WASHINGTON -- The Food and Drug Administration has told Dow Corning Corp. to make public approximately 90 documents on silicone gel breast implants, but company officials said yesterday that the company might not comply.
Dr. James S. Benson, the chief FDA official in charge of medical devices, told the company that the agency would disclose the documents if the company did not do so by tomorrow.
Based on the documents and new information, Dr. David A. Kessler, the FDA commissioner, called for a moratorium Jan. 6 on the sale and use of silicone gel implants.
In a letter to Lawrence A. Reed, president of Dow Corning, the largest maker of breast implants, Dr. Benson said the company should immediately release the data so that women and doctors can consider company documents on safety.
"These memoranda reflect a lack of appropriate safety and performance data for the Silastic I device and reinforce concerns about the safety and performance of all currently marketed devices," Dr. Benson wrote. "We believe that disclosure of this information is warranted in light of Dow Corning's previous statements about the safety of its devices" and the company's previous "representation that it has put all relevant evidence on the record."

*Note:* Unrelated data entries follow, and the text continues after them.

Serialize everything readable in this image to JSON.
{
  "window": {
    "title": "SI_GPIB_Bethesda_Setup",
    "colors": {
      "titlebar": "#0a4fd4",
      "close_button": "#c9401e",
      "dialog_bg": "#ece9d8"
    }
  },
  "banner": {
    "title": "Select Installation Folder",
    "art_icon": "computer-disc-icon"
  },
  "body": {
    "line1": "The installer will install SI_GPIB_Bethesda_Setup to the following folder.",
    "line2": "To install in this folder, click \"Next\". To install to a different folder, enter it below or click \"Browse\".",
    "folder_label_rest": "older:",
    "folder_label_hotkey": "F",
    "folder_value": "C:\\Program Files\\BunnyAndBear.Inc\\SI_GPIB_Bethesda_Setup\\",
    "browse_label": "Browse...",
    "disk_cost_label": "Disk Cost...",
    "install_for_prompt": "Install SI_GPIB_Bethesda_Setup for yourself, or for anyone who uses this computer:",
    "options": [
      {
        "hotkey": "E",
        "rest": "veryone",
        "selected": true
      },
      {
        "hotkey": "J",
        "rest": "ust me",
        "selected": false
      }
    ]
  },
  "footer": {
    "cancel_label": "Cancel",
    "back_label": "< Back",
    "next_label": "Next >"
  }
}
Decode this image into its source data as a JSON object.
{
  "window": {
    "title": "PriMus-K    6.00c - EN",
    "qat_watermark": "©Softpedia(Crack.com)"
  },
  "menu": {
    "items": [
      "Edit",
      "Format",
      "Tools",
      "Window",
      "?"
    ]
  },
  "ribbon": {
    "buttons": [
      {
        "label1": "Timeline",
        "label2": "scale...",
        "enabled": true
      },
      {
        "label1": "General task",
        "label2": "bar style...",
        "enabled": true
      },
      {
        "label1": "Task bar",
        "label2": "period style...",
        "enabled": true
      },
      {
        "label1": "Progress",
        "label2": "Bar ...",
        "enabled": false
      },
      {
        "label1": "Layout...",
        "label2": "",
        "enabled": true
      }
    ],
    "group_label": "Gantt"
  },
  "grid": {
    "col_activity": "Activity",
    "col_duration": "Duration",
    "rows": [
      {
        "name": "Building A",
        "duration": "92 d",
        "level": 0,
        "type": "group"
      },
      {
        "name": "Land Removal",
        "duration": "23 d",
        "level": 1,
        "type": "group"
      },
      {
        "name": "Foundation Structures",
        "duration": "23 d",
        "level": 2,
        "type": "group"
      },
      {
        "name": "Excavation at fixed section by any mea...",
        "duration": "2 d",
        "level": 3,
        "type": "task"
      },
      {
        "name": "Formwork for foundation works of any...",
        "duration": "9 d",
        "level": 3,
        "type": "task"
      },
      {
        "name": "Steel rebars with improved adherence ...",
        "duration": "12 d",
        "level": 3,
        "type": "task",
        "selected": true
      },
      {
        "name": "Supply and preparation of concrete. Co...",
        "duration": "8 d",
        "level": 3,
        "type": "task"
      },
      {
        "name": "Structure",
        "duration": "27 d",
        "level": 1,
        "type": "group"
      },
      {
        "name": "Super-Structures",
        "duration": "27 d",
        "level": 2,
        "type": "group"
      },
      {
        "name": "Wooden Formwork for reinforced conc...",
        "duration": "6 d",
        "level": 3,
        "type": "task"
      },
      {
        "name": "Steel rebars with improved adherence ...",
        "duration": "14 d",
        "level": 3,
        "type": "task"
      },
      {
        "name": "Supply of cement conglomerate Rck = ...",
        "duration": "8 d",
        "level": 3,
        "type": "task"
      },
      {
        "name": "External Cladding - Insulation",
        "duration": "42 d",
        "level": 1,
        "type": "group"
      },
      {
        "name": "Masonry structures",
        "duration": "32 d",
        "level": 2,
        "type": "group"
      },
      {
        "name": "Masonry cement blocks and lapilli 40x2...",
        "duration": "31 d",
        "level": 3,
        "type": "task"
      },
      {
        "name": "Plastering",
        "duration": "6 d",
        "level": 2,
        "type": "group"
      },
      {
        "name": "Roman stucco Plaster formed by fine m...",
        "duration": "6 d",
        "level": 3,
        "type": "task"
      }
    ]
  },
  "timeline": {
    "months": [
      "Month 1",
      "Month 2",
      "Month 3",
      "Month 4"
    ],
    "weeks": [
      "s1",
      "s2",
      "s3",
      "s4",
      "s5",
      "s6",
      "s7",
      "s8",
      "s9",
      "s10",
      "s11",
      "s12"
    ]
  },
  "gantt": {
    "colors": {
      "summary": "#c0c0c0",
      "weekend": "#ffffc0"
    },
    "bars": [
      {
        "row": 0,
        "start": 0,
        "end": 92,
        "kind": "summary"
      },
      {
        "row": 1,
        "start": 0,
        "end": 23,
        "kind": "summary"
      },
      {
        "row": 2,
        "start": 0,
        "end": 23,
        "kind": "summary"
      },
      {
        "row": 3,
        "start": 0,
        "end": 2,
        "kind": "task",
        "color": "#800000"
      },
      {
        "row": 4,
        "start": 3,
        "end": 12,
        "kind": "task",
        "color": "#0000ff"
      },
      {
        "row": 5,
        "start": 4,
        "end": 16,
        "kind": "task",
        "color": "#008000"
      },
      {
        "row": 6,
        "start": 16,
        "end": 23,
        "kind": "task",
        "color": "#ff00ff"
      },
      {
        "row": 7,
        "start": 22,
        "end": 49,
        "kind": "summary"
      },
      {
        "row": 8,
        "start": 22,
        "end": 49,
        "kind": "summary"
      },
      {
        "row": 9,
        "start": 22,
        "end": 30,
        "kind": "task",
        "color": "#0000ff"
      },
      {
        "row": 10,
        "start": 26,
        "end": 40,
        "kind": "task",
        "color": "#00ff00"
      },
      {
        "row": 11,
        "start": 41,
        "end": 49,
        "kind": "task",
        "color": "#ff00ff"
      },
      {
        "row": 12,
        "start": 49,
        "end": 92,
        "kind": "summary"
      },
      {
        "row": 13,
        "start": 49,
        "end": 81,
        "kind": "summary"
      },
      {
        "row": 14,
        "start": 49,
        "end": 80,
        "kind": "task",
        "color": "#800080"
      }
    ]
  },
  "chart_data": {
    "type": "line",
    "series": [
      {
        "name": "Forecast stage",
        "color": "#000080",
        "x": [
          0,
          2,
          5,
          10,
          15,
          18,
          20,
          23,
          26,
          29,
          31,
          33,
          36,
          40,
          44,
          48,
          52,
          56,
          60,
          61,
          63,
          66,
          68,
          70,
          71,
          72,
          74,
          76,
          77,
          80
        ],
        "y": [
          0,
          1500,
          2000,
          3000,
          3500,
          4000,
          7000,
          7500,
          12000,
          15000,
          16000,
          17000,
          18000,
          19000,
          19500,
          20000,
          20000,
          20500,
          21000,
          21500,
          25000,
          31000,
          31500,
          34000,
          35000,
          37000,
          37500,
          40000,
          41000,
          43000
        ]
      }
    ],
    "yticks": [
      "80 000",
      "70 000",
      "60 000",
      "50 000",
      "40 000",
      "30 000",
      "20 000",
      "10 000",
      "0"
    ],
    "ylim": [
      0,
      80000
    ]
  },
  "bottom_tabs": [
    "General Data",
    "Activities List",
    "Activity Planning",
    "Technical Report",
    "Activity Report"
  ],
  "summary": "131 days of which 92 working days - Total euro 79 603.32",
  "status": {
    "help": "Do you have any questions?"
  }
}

Dow Corning officials said they will release scientific information but are "inclined to withhold" documents in which company officials debated the adequacy of safety studies.
Robert T. Rylee, chief of Dow's health care businesses, said that releasing all of the documents would paint an inaccurate, one-sided picture.
The memos, some of which have been disclosed by the New York Times and other newspapers, show top company officials rushing to push a new soft gel implant onto the market before basic safety studies were carried out.